Java, Kotlin, Groovy — Apache Camel framework coverage (CWE-89 / CWE-22 / CWE-611)
Apache Camel Exchange HTTP sources are now tracked as taint origins. Applications using Apache Camel will see new findings where HTTP body and header values flow into SQL injection, path traversal, or XXE sinks. Customers using Apache Camel may see an increase in findings.

All languages — Improved .snyk exclude precision
.snyk exclude patterns now use full .gitignore-style glob semantics for more expressive and consistent scan scope control. Customers relying on .snyk exclude rules may see changes in scan scope.

Python — Reduced false positives on archive extraction (CWE-22 / CWE-73)
Python TarSlip detection is now scoped to genuine archive operations. Previously, any .extract() method call was flagged regardless of context - causing false positives in document parsers, ML pipelines, and custom extraction classes.
Findings now only fire when the receiver is a tarfile.open() or zipfile.ZipFile() object. ZipSlip detection via zipfile.ZipFile is also improved.
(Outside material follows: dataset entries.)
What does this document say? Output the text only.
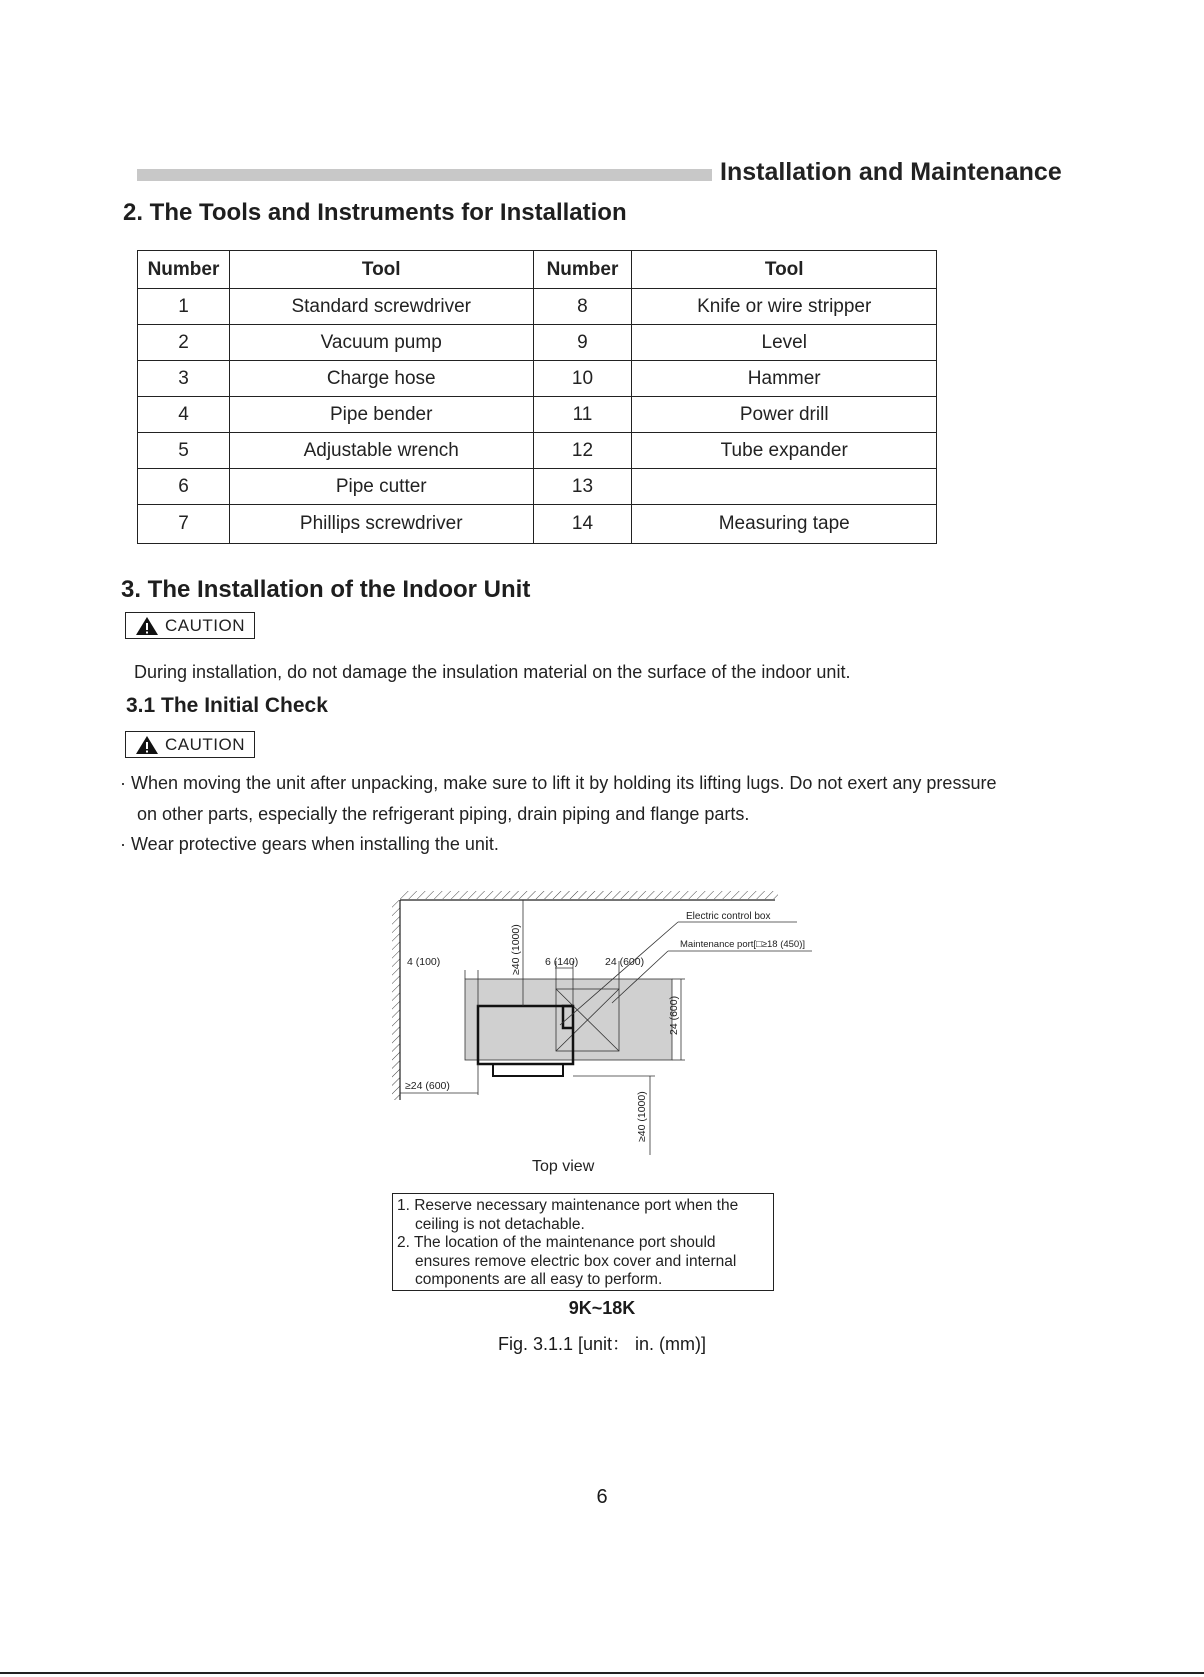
Installation and Maintenance
2. The Tools and Instruments for Installation
Number	Tool	Number	Tool
1	Standard screwdriver	8	Knife or wire stripper
2	Vacuum pump	9	Level
3	Charge hose	10	Hammer
4	Pipe bender	11	Power drill
5	Adjustable wrench	12	Tube expander
6	Pipe cutter	13	
7	Phillips screwdriver	14	Measuring tape
3. The Installation of the Indoor Unit
CAUTION
During installation, do not damage the insulation material on the surface of the indoor unit.
3.1 The Initial Check
CAUTION
· When moving the unit after unpacking, make sure to lift it by holding its lifting lugs. Do not exert any pressure
on other parts, especially the refrigerant piping, drain piping and flange parts.
· Wear protective gears when installing the unit.
≥40 (1000)
4 (100)	6 (140)	24 (600)
24 (600)
Electric control box
Maintenance port[□≥18 (450)]
≥24 (600)
≥40 (1000)
Top view
1. Reserve necessary maintenance port when the ceiling is not detachable.
2. The location of the maintenance port should ensures remove electric box cover and internal components are all easy to perform.
9K~18K
Fig. 3.1.1 [unit： in. (mm)]
6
Customers may see a reduction in Python TarSlip findings and new ZipSlip findings where archive contents are extracted without path sanitisation.

Important details to note

All percentage improvements are based on Snyk's curated open-source data set. As part of these updates, you may see a decrease in High and Medium severity counts for Path Traversal as findings move to Low based on source risk tier. Total finding counts remain stable. Customers using Apache Camel may see an increase in findings as new data flows are detected. These changes apply specifically to the languages and CWEs listed above, while other scan areas remain unchanged.
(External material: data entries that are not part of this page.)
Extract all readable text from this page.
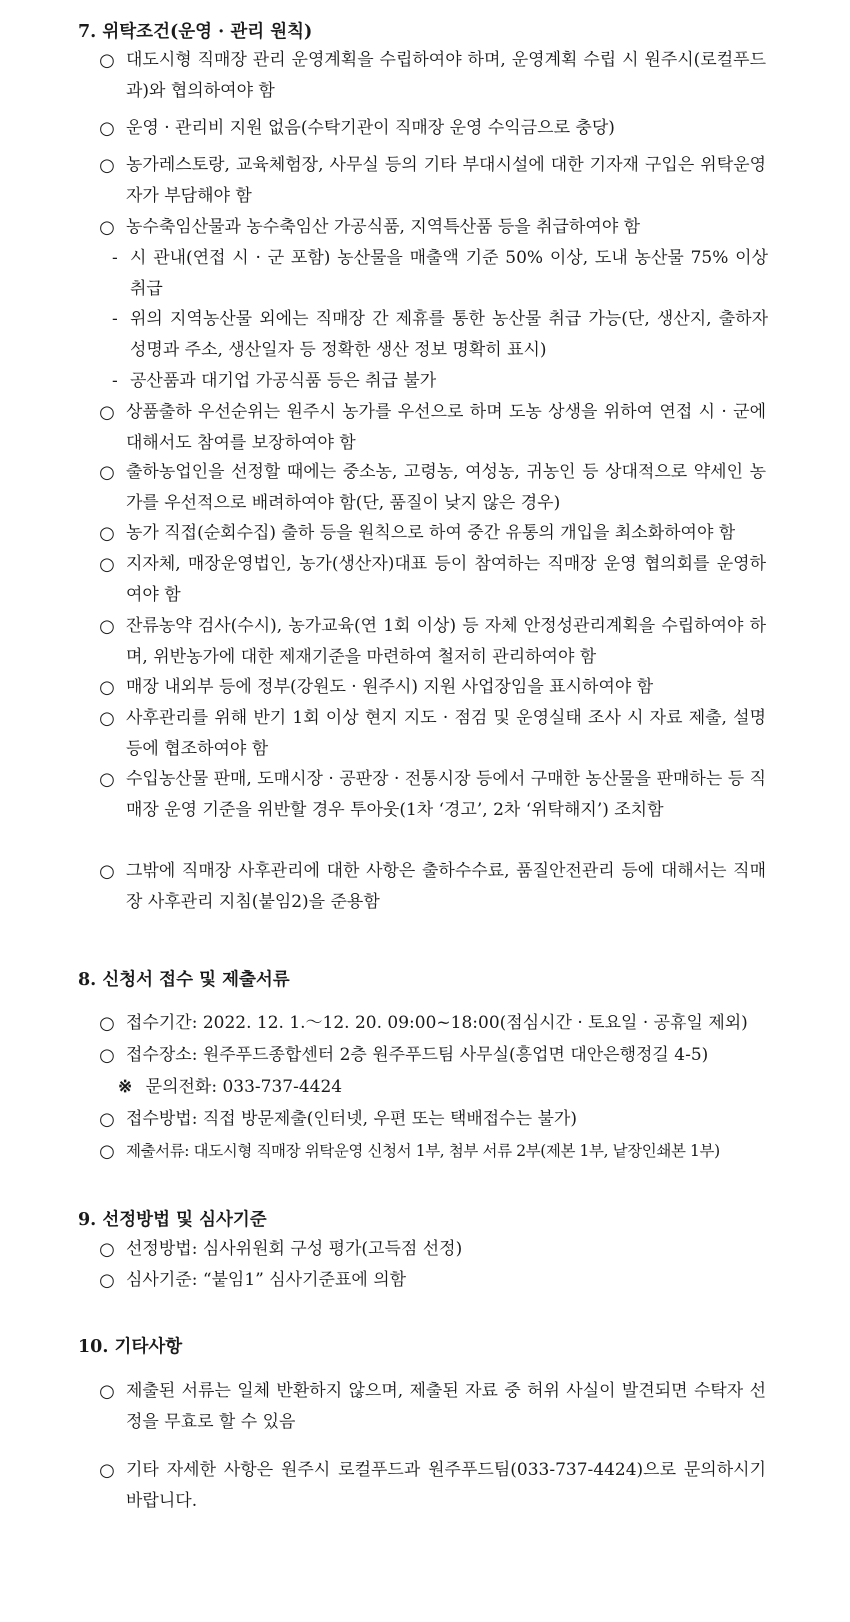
7. 위탁조건(운영 · 관리 원칙)
○ 대도시형 직매장 관리 운영계획을 수립하여야 하며, 운영계획 수립 시 원주시(로컬푸드과)와 협의하여야 함
○ 운영 · 관리비 지원 없음(수탁기관이 직매장 운영 수익금으로 충당)
○ 농가레스토랑, 교육체험장, 사무실 등의 기타 부대시설에 대한 기자재 구입은 위탁운영자가 부담해야 함
○ 농수축임산물과 농수축임산 가공식품, 지역특산품 등을 취급하여야 함
- 시 관내(연접 시 · 군 포함) 농산물을 매출액 기준 50% 이상, 도내 농산물 75% 이상 취급
- 위의 지역농산물 외에는 직매장 간 제휴를 통한 농산물 취급 가능(단, 생산지, 출하자 성명과 주소, 생산일자 등 정확한 생산 정보 명확히 표시)
- 공산품과 대기업 가공식품 등은 취급 불가
○ 상품출하 우선순위는 원주시 농가를 우선으로 하며 도농 상생을 위하여 연접 시 · 군에 대해서도 참여를 보장하여야 함
○ 출하농업인을 선정할 때에는 중소농, 고령농, 여성농, 귀농인 등 상대적으로 약세인 농가를 우선적으로 배려하여야 함(단, 품질이 낮지 않은 경우)
○ 농가 직접(순회수집) 출하 등을 원칙으로 하여 중간 유통의 개입을 최소화하여야 함
○ 지자체, 매장운영법인, 농가(생산자)대표 등이 참여하는 직매장 운영 협의회를 운영하여야 함
○ 잔류농약 검사(수시), 농가교육(연 1회 이상) 등 자체 안정성관리계획을 수립하여야 하며, 위반농가에 대한 제재기준을 마련하여 철저히 관리하여야 함
○ 매장 내외부 등에 정부(강원도 · 원주시) 지원 사업장임을 표시하여야 함
○ 사후관리를 위해 반기 1회 이상 현지 지도 · 점검 및 운영실태 조사 시 자료 제출, 설명 등에 협조하여야 함
○ 수입농산물 판매, 도매시장 · 공판장 · 전통시장 등에서 구매한 농산물을 판매하는 등 직매장 운영 기준을 위반할 경우 투아웃(1차 ‘경고’, 2차 ‘위탁해지’) 조치함
○ 그밖에 직매장 사후관리에 대한 사항은 출하수수료, 품질안전관리 등에 대해서는 직매장 사후관리 지침(붙임2)을 준용함
8. 신청서 접수 및 제출서류
○ 접수기간: 2022. 12. 1.～12. 20. 09:00~18:00(점심시간 · 토요일 · 공휴일 제외)
○ 접수장소: 원주푸드종합센터 2층 원주푸드팀 사무실(흥업면 대안은행정길 4-5)
※ 문의전화: 033-737-4424
○ 접수방법: 직접 방문제출(인터넷, 우편 또는 택배접수는 불가)
○ 제출서류: 대도시형 직매장 위탁운영 신청서 1부, 첨부 서류 2부(제본 1부, 낱장인쇄본 1부)
9. 선정방법 및 심사기준
○ 선정방법: 심사위원회 구성 평가(고득점 선정)
○ 심사기준: “붙임1” 심사기준표에 의함
10. 기타사항
○ 제출된 서류는 일체 반환하지 않으며, 제출된 자료 중 허위 사실이 발견되면 수탁자 선정을 무효로 할 수 있음
○ 기타 자세한 사항은 원주시 로컬푸드과 원주푸드팀(033-737-4424)으로 문의하시기 바랍니다.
Headshot of Sebastian Roth

Sebastian Roth | Senior Product Manager

Tags:

Identify CISA KEV vulnerabilities for compliance

New

We added a new Known Exploited Vulnerabilities (KEV) filter to help you identify risks that the Cybersecurity and Infrastructure Security Agency (CISA) tracks as already exploited in the wild. While we already allow you to filter vulnerabilities and Common Vulnerabilities and Exposures (CVE) by their exploit maturity level, this update specifically targets the CISA KEV catalog. You can find this filter on any page where issue filters are available to help you manage your security backlog.

The CISA KEV catalog is a vital resource for meeting global security standards. For instance, FedRAMP requires strict remediation service-level agreements (SLAs) for any vulnerability listed in this catalog. Furthermore, the European Union Cyber Resilience Act (EU CRA) mandates that organizations actively monitor for vulnerabilities found in the CISA KEV catalog. We’re providing this filter to automate this visibility and help you maintain compliance across different regulatory environments.

You can now isolate vulnerabilities within the CISA KEV catalog with a single click. This helps you prioritize remediation based on documented real-world exploitation rather than just theoretical risk. By using this filter, you ensure your team addresses the specific issues that auditors and regulators prioritize, reducing the manual effort needed to cross-reference your backlog against federal and international mandates.

To learn more, visit Issue vulnerability details in our user documentation.

Headshot of Sara Meadzinger

Sara Meadzinger | Staff Product Manager

Announcing Repo Monitor Configuration

Early access

We are excited to be launching Repo Monitor Configuration, which allows for management of repository coverage and monitoring configurations centrally across your entire Snyk Group from the Group-level Inventory page. This means you can monitor and manage repositories without navigating between individual Snyk Organizations.

Repo Monitor Configuration provides the following capabilities:

  • Centralized asset monitoring: view monitoring status for all products, identify health status, and see required actions (such as enabling Snyk Code or resolving SCM integration issues) in one view.

  • Bulk import: import repositories directly from the Group Inventory page into specific Snyk Organizations.

  • On-demand retesting: trigger a retest for specific repositories directly from Inventory.

  • Actionable error resolution: clear guidance ia available when testing fails due to integration issues or entitlements. After the underlying issue is resolved, testing resumes automatically.